We define that $F$ is a pseudo-random function if $F_k$ for a uniform key $k$ is indistinguishable from a uniform function $f\in {\text{Func}}_n$. More formally, for all distinguishers $D$:

$$|\underset{k\leftarrow \{0,1{\}}^n}{\mathrm{Pr}}[D^{F_k(.)}=1]-\underset{f\leftarrow {\text{Func}}_n}{\mathrm{Pr}}[D^{f(.)}=1]|\le \text{negl}(n)$$

where $F_k:\{0,1{\}}^n\to \{0,1{\}}^n$ for some $n^{\prime }=\text{poly}(n)$.
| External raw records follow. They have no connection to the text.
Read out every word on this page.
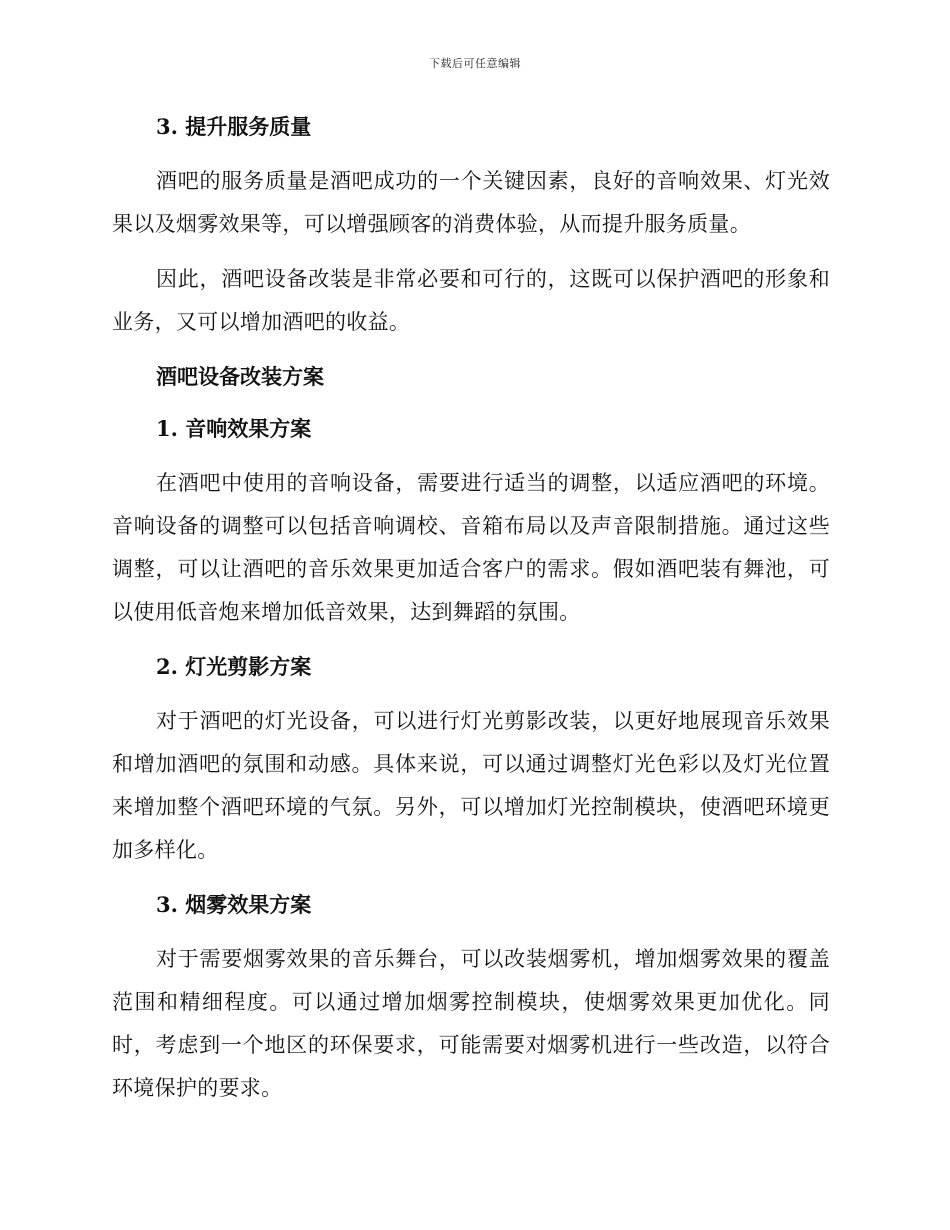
下载后可任意编辑
3. 提升服务质量

酒吧的服务质量是酒吧成功的一个关键因素，良好的音响效果、灯光效果以及烟雾效果等，可以增强顾客的消费体验，从而提升服务质量。

因此，酒吧设备改装是非常必要和可行的，这既可以保护酒吧的形象和业务，又可以增加酒吧的收益。

酒吧设备改装方案
1. 音响效果方案

在酒吧中使用的音响设备，需要进行适当的调整，以适应酒吧的环境。音响设备的调整可以包括音响调校、音箱布局以及声音限制措施。通过这些调整，可以让酒吧的音乐效果更加适合客户的需求。假如酒吧装有舞池，可以使用低音炮来增加低音效果，达到舞蹈的氛围。

2. 灯光剪影方案

对于酒吧的灯光设备，可以进行灯光剪影改装，以更好地展现音乐效果和增加酒吧的氛围和动感。具体来说，可以通过调整灯光色彩以及灯光位置来增加整个酒吧环境的气氛。另外，可以增加灯光控制模块，使酒吧环境更加多样化。

3. 烟雾效果方案

对于需要烟雾效果的音乐舞台，可以改装烟雾机，增加烟雾效果的覆盖范围和精细程度。可以通过增加烟雾控制模块，使烟雾效果更加优化。同时，考虑到一个地区的环保要求，可能需要对烟雾机进行一些改造，以符合环境保护的要求。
It is easy to think of an interactive proof where the distinguisher keeps querying $x$ to get $f(x)$ in one scenario, and $F_k(x)$ in the other; if it can't distinguish the difference after polynomially many such queries, our dear $F_k$ is a pseudo-random function! Also note that given a PRF $F$, we can immediately obtain a PRG $G$. For example:

$$G(k)=F_k(00\dots 0)||F_k(00\dots 01)$$

where $||$ is concatenation.

Pseudo-random Permutations

Let $F$ be a length-preserving keyed function. Then, $F$ is a keyed-permutation if:

• $F_k$ is a bijection for every $k$, meaning that $F_k$ is invertible.
• $F_k^{-1}$ is efficiently computable, where $F_k(F_k^{-1}(x))=x$.

Essentially, a PRF with $n^{\prime }=n$ and bijection is a PRP.